We also found important imaging finding in 13–14% cases unrelated to the marked site. Therefore, although marking seems important and correlated finding should be put as the first impression, interrogation of all compartments of the joint remains essential.

There are some limitations to our study. First, this was a retrospective study and not a prospectively derived cohort. Second, we did not obtain inter-observer performance since formal reports were available for all the studies and this is the 1st exploratory study in this domain.

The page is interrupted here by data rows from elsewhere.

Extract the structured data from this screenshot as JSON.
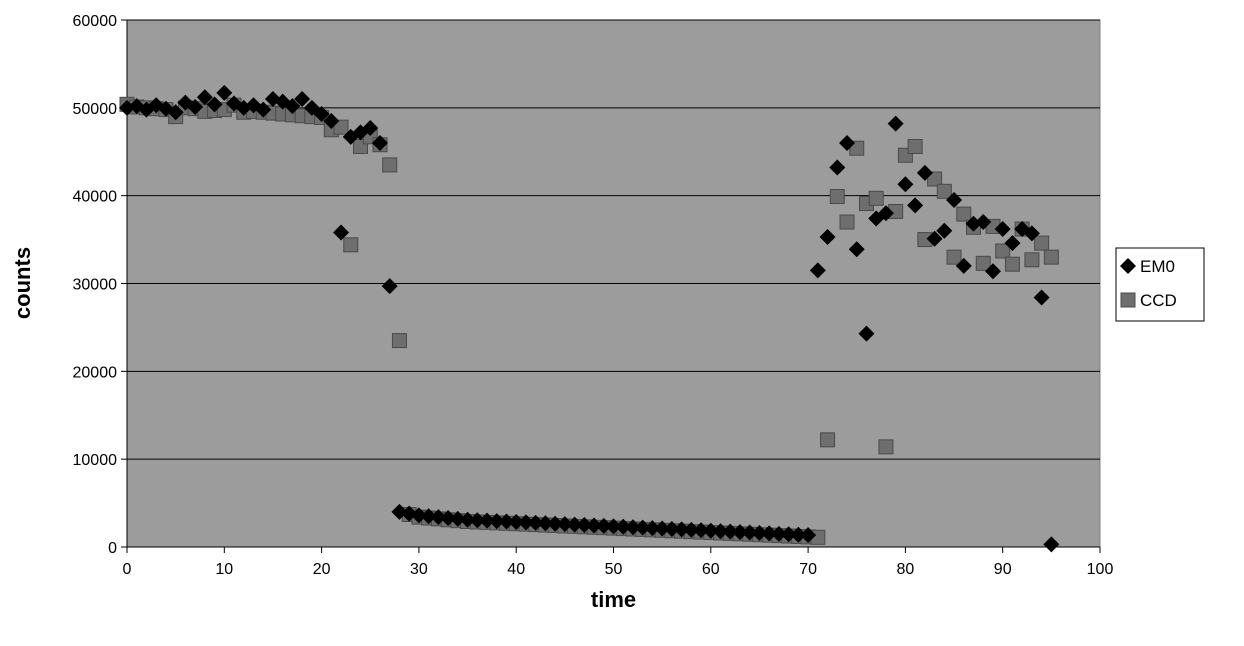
{
  "chart_data": {
    "type": "scatter",
    "title": "",
    "xlabel": "time",
    "ylabel": "counts",
    "xlim": [
      0,
      100
    ],
    "ylim": [
      0,
      60000
    ],
    "x_ticks": [
      0,
      10,
      20,
      30,
      40,
      50,
      60,
      70,
      80,
      90,
      100
    ],
    "y_ticks": [
      0,
      10000,
      20000,
      30000,
      40000,
      50000,
      60000
    ],
    "grid": "horizontal",
    "plot_background": "#9c9c9c",
    "legend_position": "right",
    "series": [
      {
        "name": "EM0",
        "marker": "diamond",
        "color": "#000000",
        "points": [
          [
            0,
            50000
          ],
          [
            1,
            50200
          ],
          [
            2,
            49800
          ],
          [
            3,
            50300
          ],
          [
            4,
            49900
          ],
          [
            5,
            49500
          ],
          [
            6,
            50600
          ],
          [
            7,
            50100
          ],
          [
            8,
            51200
          ],
          [
            9,
            50400
          ],
          [
            10,
            51700
          ],
          [
            11,
            50500
          ],
          [
            12,
            50000
          ],
          [
            13,
            50300
          ],
          [
            14,
            49800
          ],
          [
            15,
            51000
          ],
          [
            16,
            50700
          ],
          [
            17,
            50200
          ],
          [
            18,
            51000
          ],
          [
            19,
            50000
          ],
          [
            20,
            49300
          ],
          [
            21,
            48500
          ],
          [
            22,
            35800
          ],
          [
            23,
            46700
          ],
          [
            24,
            47200
          ],
          [
            25,
            47700
          ],
          [
            26,
            46000
          ],
          [
            27,
            29700
          ],
          [
            28,
            4000
          ],
          [
            29,
            3800
          ],
          [
            30,
            3600
          ],
          [
            31,
            3500
          ],
          [
            32,
            3400
          ],
          [
            33,
            3300
          ],
          [
            34,
            3200
          ],
          [
            35,
            3100
          ],
          [
            36,
            3050
          ],
          [
            37,
            3000
          ],
          [
            38,
            2950
          ],
          [
            39,
            2900
          ],
          [
            40,
            2850
          ],
          [
            41,
            2800
          ],
          [
            42,
            2750
          ],
          [
            43,
            2700
          ],
          [
            44,
            2650
          ],
          [
            45,
            2600
          ],
          [
            46,
            2550
          ],
          [
            47,
            2500
          ],
          [
            48,
            2450
          ],
          [
            49,
            2400
          ],
          [
            50,
            2350
          ],
          [
            51,
            2300
          ],
          [
            52,
            2250
          ],
          [
            53,
            2200
          ],
          [
            54,
            2150
          ],
          [
            55,
            2100
          ],
          [
            56,
            2050
          ],
          [
            57,
            2000
          ],
          [
            58,
            1950
          ],
          [
            59,
            1900
          ],
          [
            60,
            1850
          ],
          [
            61,
            1800
          ],
          [
            62,
            1750
          ],
          [
            63,
            1700
          ],
          [
            64,
            1650
          ],
          [
            65,
            1600
          ],
          [
            66,
            1550
          ],
          [
            67,
            1500
          ],
          [
            68,
            1450
          ],
          [
            69,
            1400
          ],
          [
            70,
            1350
          ],
          [
            71,
            31500
          ],
          [
            72,
            35300
          ],
          [
            73,
            43200
          ],
          [
            74,
            46000
          ],
          [
            75,
            33900
          ],
          [
            76,
            24300
          ],
          [
            77,
            37400
          ],
          [
            78,
            38000
          ],
          [
            79,
            48200
          ],
          [
            80,
            41300
          ],
          [
            81,
            38900
          ],
          [
            82,
            42600
          ],
          [
            83,
            35100
          ],
          [
            84,
            36000
          ],
          [
            85,
            39500
          ],
          [
            86,
            32000
          ],
          [
            87,
            36800
          ],
          [
            88,
            37000
          ],
          [
            89,
            31400
          ],
          [
            90,
            36200
          ],
          [
            91,
            34600
          ],
          [
            92,
            36200
          ],
          [
            93,
            35700
          ],
          [
            94,
            28400
          ],
          [
            95,
            300
          ]
        ]
      },
      {
        "name": "CCD",
        "marker": "square",
        "color": "#6e6e6e",
        "points": [
          [
            0,
            50400
          ],
          [
            1,
            50100
          ],
          [
            2,
            50000
          ],
          [
            3,
            49900
          ],
          [
            4,
            49800
          ],
          [
            5,
            49000
          ],
          [
            6,
            50000
          ],
          [
            7,
            49900
          ],
          [
            8,
            49600
          ],
          [
            9,
            49700
          ],
          [
            10,
            49800
          ],
          [
            11,
            50300
          ],
          [
            12,
            49500
          ],
          [
            13,
            49600
          ],
          [
            14,
            49500
          ],
          [
            15,
            49400
          ],
          [
            16,
            49300
          ],
          [
            17,
            49200
          ],
          [
            18,
            49100
          ],
          [
            19,
            49000
          ],
          [
            20,
            48900
          ],
          [
            21,
            47500
          ],
          [
            22,
            47800
          ],
          [
            23,
            34400
          ],
          [
            24,
            45600
          ],
          [
            25,
            46700
          ],
          [
            26,
            45800
          ],
          [
            27,
            43500
          ],
          [
            28,
            23500
          ],
          [
            29,
            3700
          ],
          [
            30,
            3400
          ],
          [
            31,
            3300
          ],
          [
            32,
            3200
          ],
          [
            33,
            3100
          ],
          [
            34,
            3000
          ],
          [
            35,
            2900
          ],
          [
            36,
            2850
          ],
          [
            37,
            2800
          ],
          [
            38,
            2750
          ],
          [
            39,
            2700
          ],
          [
            40,
            2650
          ],
          [
            41,
            2600
          ],
          [
            42,
            2550
          ],
          [
            43,
            2500
          ],
          [
            44,
            2450
          ],
          [
            45,
            2400
          ],
          [
            46,
            2350
          ],
          [
            47,
            2300
          ],
          [
            48,
            2250
          ],
          [
            49,
            2200
          ],
          [
            50,
            2150
          ],
          [
            51,
            2100
          ],
          [
            52,
            2050
          ],
          [
            53,
            2000
          ],
          [
            54,
            1950
          ],
          [
            55,
            1900
          ],
          [
            56,
            1850
          ],
          [
            57,
            1800
          ],
          [
            58,
            1750
          ],
          [
            59,
            1700
          ],
          [
            60,
            1650
          ],
          [
            61,
            1600
          ],
          [
            62,
            1550
          ],
          [
            63,
            1500
          ],
          [
            64,
            1450
          ],
          [
            65,
            1400
          ],
          [
            66,
            1350
          ],
          [
            67,
            1300
          ],
          [
            68,
            1250
          ],
          [
            69,
            1200
          ],
          [
            70,
            1150
          ],
          [
            71,
            1100
          ],
          [
            72,
            12200
          ],
          [
            73,
            39900
          ],
          [
            74,
            37000
          ],
          [
            75,
            45400
          ],
          [
            76,
            39100
          ],
          [
            77,
            39700
          ],
          [
            78,
            11400
          ],
          [
            79,
            38200
          ],
          [
            80,
            44600
          ],
          [
            81,
            45600
          ],
          [
            82,
            35000
          ],
          [
            83,
            41900
          ],
          [
            84,
            40500
          ],
          [
            85,
            33000
          ],
          [
            86,
            37900
          ],
          [
            87,
            36400
          ],
          [
            88,
            32300
          ],
          [
            89,
            36500
          ],
          [
            90,
            33700
          ],
          [
            91,
            32200
          ],
          [
            92,
            36200
          ],
          [
            93,
            32700
          ],
          [
            94,
            34600
          ],
          [
            95,
            33000
          ]
        ]
      }
    ]
  }
}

In future, similar studies in other joints, such as wrist, ankle, shoulder and hip could be performed to further validate the usefulness of marker placement. Time of imaging evaluation can be assessed with and without marker in detection of clinically important finding. A similar concept can be expanded to other imaging modalities, such as abdominal CTs, which are performed on a large scale, especially on call. It might help the reader to detect the important imaging finding quickly and consistently.

Conclusion

Skin marker placement can aid in detection of clinically important imaging finding and technologist training aids in increased rates of marker placement and improved correlation. Therefore, marker placement can potentially improve the clinical relevance of knee MRI reports.